Accurate and efficient N-6-adenosine methylation in spliceosomal U6 small nuclear RNA by HeLa cell extract in vitro.

Human U6 small nuclear RNA (U6 snRNA), an abundant snRNA required for splicing of pre-mRNAs, contains several post-transcriptional modifications including a single m6A (N-6-methyladenosine) at position 43. This A-43 residue is critical for the function of U6 snRNA in splicing of pre-mRNAs. Yeast and plant U6 snRNAs also contain m6A in the corresponding position showing that this modification is evolutionarily conserved.
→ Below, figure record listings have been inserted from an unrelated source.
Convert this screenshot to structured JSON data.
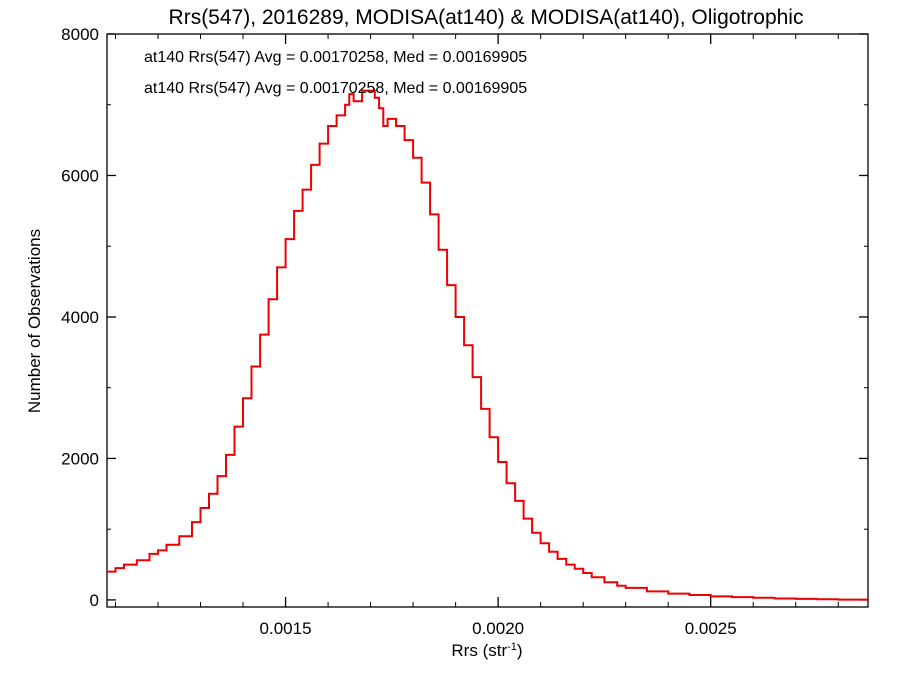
{
  "chart_data": {
    "type": "line",
    "title": "Rrs(547), 2016289, MODISA(at140) & MODISA(at140), Oligotrophic",
    "xlabel": "Rrs (str",
    "xlabel_exponent": "-1",
    "xlabel_close": ")",
    "ylabel": "Number of Observations",
    "xlim": [
      0.00108,
      0.00287
    ],
    "ylim": [
      -100,
      8000
    ],
    "grid": false,
    "step": true,
    "x_ticks": [
      {
        "value": 0.0015,
        "label": "0.0015"
      },
      {
        "value": 0.002,
        "label": "0.0020"
      },
      {
        "value": 0.0025,
        "label": "0.0025"
      }
    ],
    "y_ticks": [
      {
        "value": 0,
        "label": "0"
      },
      {
        "value": 2000,
        "label": "2000"
      },
      {
        "value": 4000,
        "label": "4000"
      },
      {
        "value": 6000,
        "label": "6000"
      },
      {
        "value": 8000,
        "label": "8000"
      }
    ],
    "annotations": [
      {
        "text": "at140 Rrs(547) Avg = 0.00170258, Med = 0.00169905",
        "color": "#000000"
      },
      {
        "text": "at140 Rrs(547) Avg = 0.00170258, Med = 0.00169905",
        "color": "#ee0000"
      }
    ],
    "series": [
      {
        "color": "#ee0000",
        "x": [
          0.00108,
          0.0011,
          0.00112,
          0.00115,
          0.00118,
          0.0012,
          0.00122,
          0.00125,
          0.00128,
          0.0013,
          0.00132,
          0.00134,
          0.00136,
          0.00138,
          0.0014,
          0.00142,
          0.00144,
          0.00146,
          0.00148,
          0.0015,
          0.00152,
          0.00154,
          0.00156,
          0.00158,
          0.0016,
          0.00162,
          0.00164,
          0.00165,
          0.00166,
          0.00168,
          0.0017,
          0.00171,
          0.00172,
          0.00173,
          0.00174,
          0.00176,
          0.00178,
          0.0018,
          0.00182,
          0.00184,
          0.00186,
          0.00188,
          0.0019,
          0.00192,
          0.00194,
          0.00196,
          0.00198,
          0.002,
          0.00202,
          0.00204,
          0.00206,
          0.00208,
          0.0021,
          0.00212,
          0.00214,
          0.00216,
          0.00218,
          0.0022,
          0.00222,
          0.00225,
          0.00228,
          0.0023,
          0.00235,
          0.0024,
          0.00245,
          0.0025,
          0.00255,
          0.0026,
          0.00265,
          0.0027,
          0.00275,
          0.0028,
          0.00287
        ],
        "values": [
          400,
          450,
          500,
          560,
          650,
          700,
          780,
          900,
          1100,
          1300,
          1500,
          1750,
          2050,
          2450,
          2850,
          3300,
          3750,
          4250,
          4700,
          5100,
          5500,
          5800,
          6150,
          6450,
          6700,
          6850,
          7000,
          7150,
          7050,
          7200,
          7200,
          7100,
          6950,
          6700,
          6800,
          6700,
          6500,
          6250,
          5900,
          5450,
          4950,
          4450,
          4000,
          3600,
          3150,
          2700,
          2300,
          1950,
          1650,
          1400,
          1150,
          950,
          800,
          680,
          580,
          500,
          440,
          380,
          320,
          250,
          200,
          170,
          120,
          90,
          70,
          50,
          40,
          30,
          20,
          15,
          10,
          5,
          3
        ]
      }
    ]
  }
}
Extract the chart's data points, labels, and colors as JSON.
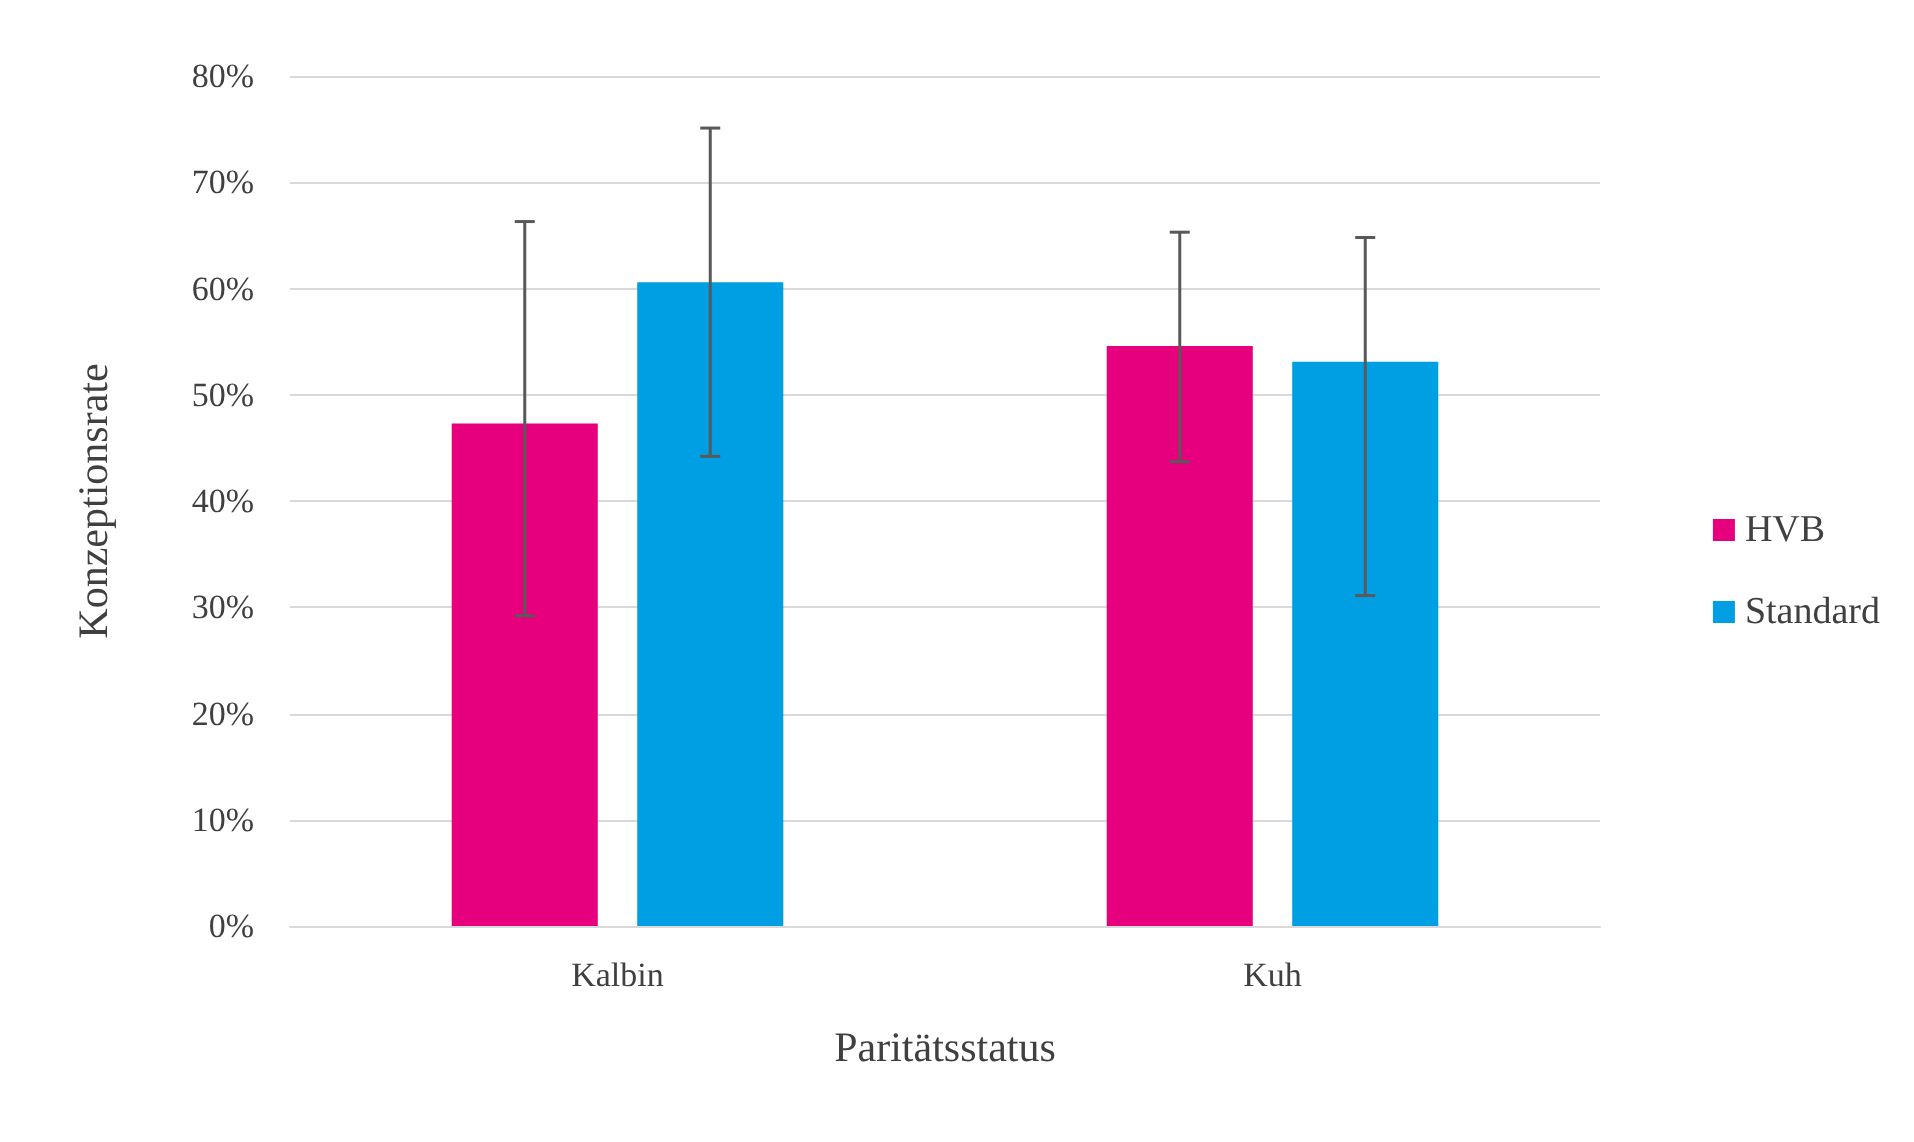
{
  "chart_data": {
    "type": "bar",
    "xlabel": "Paritätsstatus",
    "ylabel": "Konzeptionsrate",
    "categories": [
      "Kalbin",
      "Kuh"
    ],
    "series": [
      {
        "name": "HVB",
        "color": "#e6007e",
        "values": [
          47.3,
          54.6
        ],
        "errors": [
          [
            29.2,
            66.3
          ],
          [
            43.7,
            65.3
          ]
        ]
      },
      {
        "name": "Standard",
        "color": "#009fe3",
        "values": [
          60.6,
          53.1
        ],
        "errors": [
          [
            44.2,
            75.1
          ],
          [
            31.1,
            64.8
          ]
        ]
      }
    ],
    "ylim": [
      0,
      80
    ],
    "yticks": [
      {
        "value": 0,
        "label": "0%"
      },
      {
        "value": 10,
        "label": "10%"
      },
      {
        "value": 20,
        "label": "20%"
      },
      {
        "value": 30,
        "label": "30%"
      },
      {
        "value": 40,
        "label": "40%"
      },
      {
        "value": 50,
        "label": "50%"
      },
      {
        "value": 60,
        "label": "60%"
      },
      {
        "value": 70,
        "label": "70%"
      },
      {
        "value": 80,
        "label": "80%"
      }
    ],
    "grid": "y",
    "legend": "right"
  }
}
In this study, we show that upon incubation of an unmodified U6 RNA with HeLa cell extract, A-43 residue in human U6 snRNA was rapidly converted to m6A-43. This conversion was detectable as early as 3 min after incubation and was nearly complete in 60 min; no other A residue in U6 snRNA was converted to m6A. Deletion studies showed that the stem-loop structure near the 5' end of U6 snRNA is dispensable for m6A formation; however, the integrity of the 3' stem-loop was necessary for efficient m6A formation. These data show that a short stretch of primary sequence flanking the methylation site is not sufficient for U6 m6A methyltransferase recognition and the enzyme probably recognizes secondary and/or tertiary structural features in U6 snRNA. The enzyme that catalyzes m6A formation in U6 snRNA appears to be distinct from the prolactin mRNA methyltransferase which is also present in HeLa nuclear extracts.